Folkestone Harbour Arm

A walk along the front

Drove down to Folkestone yesterday with spouse. The weather was mostly warm and sunny. We walked along the beach, through the Lower Leas Park, up the zig-zag path, along the top and back down some steps to the Harbour Arm. Plenty to see there. Traders cabins for artists and makers to sell their work. Loads of food and drink outlets. A few art installations.

Sculptural art installation of a stylized white bird or crane-like figure positioned on a concrete ledge overlooking turquoise water. The sculpture has long, curved neck and limbs extended upward, with white chalk cliffs visible across the water in the background under blue skies with white clouds.
Above Front Tears, Oui Connect

Laure Prouvost’s Above Front Tears, Oui Connect is a striking three-headed bird rising from the sea - part stone, part glass, part mystery. Its form captures the fluid motion of water and the weight of the land, standing between worlds and inviting us to explore what lies beyond borders and time.

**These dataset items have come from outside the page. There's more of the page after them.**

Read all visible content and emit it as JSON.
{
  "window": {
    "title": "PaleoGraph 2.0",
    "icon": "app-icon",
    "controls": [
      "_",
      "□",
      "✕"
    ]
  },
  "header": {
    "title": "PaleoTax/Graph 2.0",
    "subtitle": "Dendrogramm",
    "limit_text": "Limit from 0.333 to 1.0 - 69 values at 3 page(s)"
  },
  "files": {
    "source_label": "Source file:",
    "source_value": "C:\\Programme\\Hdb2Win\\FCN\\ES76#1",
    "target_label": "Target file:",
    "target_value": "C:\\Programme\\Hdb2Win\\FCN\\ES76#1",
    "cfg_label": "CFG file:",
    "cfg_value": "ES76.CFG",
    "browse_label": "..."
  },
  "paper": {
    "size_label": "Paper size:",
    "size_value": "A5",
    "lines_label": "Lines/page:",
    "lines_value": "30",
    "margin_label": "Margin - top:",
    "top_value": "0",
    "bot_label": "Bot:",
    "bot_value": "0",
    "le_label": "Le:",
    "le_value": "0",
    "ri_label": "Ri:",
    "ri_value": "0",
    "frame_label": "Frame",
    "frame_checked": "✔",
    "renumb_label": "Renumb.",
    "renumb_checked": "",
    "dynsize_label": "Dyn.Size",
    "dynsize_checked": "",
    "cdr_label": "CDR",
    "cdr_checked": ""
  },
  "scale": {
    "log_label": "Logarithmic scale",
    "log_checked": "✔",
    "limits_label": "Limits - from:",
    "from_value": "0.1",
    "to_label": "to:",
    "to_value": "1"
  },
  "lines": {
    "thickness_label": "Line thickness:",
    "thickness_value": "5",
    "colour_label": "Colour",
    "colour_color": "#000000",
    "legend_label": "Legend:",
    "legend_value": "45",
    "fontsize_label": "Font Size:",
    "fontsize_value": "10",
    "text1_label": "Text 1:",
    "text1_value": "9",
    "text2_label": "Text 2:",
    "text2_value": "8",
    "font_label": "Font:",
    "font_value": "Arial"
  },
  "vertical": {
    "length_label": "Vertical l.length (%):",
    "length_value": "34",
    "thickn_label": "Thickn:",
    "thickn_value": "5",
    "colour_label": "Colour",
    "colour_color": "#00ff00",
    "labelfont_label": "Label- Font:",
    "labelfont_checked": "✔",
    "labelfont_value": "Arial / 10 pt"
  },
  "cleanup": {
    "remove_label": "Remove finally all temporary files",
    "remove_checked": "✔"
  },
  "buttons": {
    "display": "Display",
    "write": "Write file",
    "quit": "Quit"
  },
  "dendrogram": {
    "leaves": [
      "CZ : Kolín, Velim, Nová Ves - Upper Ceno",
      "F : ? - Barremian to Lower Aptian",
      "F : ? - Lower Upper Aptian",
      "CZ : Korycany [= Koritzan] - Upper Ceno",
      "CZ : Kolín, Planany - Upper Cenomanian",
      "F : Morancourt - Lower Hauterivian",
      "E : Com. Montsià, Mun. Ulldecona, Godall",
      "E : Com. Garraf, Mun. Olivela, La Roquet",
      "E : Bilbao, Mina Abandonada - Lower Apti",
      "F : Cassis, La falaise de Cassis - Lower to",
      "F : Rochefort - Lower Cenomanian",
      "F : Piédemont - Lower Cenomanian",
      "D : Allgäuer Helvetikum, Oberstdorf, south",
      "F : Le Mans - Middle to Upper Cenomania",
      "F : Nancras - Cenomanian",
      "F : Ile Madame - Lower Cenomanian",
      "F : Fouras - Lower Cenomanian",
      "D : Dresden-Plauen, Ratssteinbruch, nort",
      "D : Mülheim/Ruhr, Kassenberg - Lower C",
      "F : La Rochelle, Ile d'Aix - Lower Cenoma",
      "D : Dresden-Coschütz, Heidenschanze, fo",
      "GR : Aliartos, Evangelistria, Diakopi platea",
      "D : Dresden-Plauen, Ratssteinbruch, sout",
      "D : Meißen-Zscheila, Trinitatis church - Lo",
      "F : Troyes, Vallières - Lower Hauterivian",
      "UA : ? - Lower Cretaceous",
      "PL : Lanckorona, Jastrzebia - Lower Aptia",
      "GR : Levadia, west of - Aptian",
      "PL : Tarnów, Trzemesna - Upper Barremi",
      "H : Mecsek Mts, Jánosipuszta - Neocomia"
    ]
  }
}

Standing between sea and sky, this bird acts as a guardian of borders and change. Its three heads suggest movement and transformation, like the frames of a video stretched and rearranged to create new rhythms and stories.

This sculpture is part of a trio, linking Folkestone with the Belgian and French coasts at De Panne and Dunkirk. Together, the birds form a playful network that crosses borders and tides, reflecting the shared landscapes and cultures close to the artist’s heart.

With a mix of tenderness, humour and concern for our planet, Above Front Tears, Oui Connect invites us to rethink how we live. What if we could all move freely, float across borders, and imagine new ways to connect with the world? The work offers a hopeful and poetic vision that feels both solid and dreamlike.

Silhouette of a person standing in shallow water looking out at turquoise sea, with white chalk cliffs visible in the distance under a clear sky. The figure is framed by what appears to be a dark architectural structure or pier support on the right side of the image.
Another Time

Antony Gormley Another Time 1999-2013

Another Time is a series of one hundred solid cast-iron figures, destined by the artist to be dispersed around the world. For Folkestone Triennial 2017, Gormley loaned three from the series, two sited in Folkestone and one, in a collaboration with Turner Contemporary, in Margate in front of the Gallery. Thanks to extension of the loan, the figure in the half tide loading platform on Folkestone’s Harbour Arm, remains on view.

The artist intends the sculptures in this series to “bear witness to what it is like to be alive and alone in space and time” and to “celebrate the still and silent nature of sculpture. The work is designed to be placed within the flow of lived time.” The movement of the tides is a primordial figures here stand within the ebb and flow of the tide, and at times are partly inundated.

Antony Gormley is widely acclaimed for his artworks that investigate the relationship of the human body to space, developing the potential in sculpture since the 1960s through critical engagement with his own and other’s bodies. His work confronts fundamental questions of where human beings stand in relation to nature and the cosmos. Gormley continually tries to identify the space of art as a place of becoming in which new behaviours, thoughts and feelings can arise.

White lighthouse with cylindrical tower and lantern room sits at the end of a stone pier or breakwater. Visitors can be seen walking along the pier and gathered around the lighthouse base. The structure appears to be built from light-colored stone blocks, and the sea extends to the horizon under partly cloudy skies.
The Pier Head Lighthouse

A granite tower The Pier Head Lighthouse was built between 1897 and 1904 as part of the widening and extension of the Outer Pier (the Harbour Arm) to allow larger boats to dock outside the shallow harbour. A simple, pale granite tower two storeys high, raised on a low granite plinth, topped with a metal and glazed lantern and a weather vane.

The lighthouse is tucked into the pier wall at the base of a curved flight of granite steps. Here a polished red granite plaque commemorates the founding of the lighthouse: ‘This pier was commenced by the South Eastern Railway Company on 28th January 1897 and completed by the South East and Chatham Railway Company on 12th July 1904, Coode Son and Matthews Engineers, William Rigby Contractors.’

We ate in The Goods Yard, the Harbour Arm’s street food plaza. I had a baked potato with cheesy beans. Spouse had chicken chowmein. A Bavarian-themed OomPah band made a bit of a din in the background.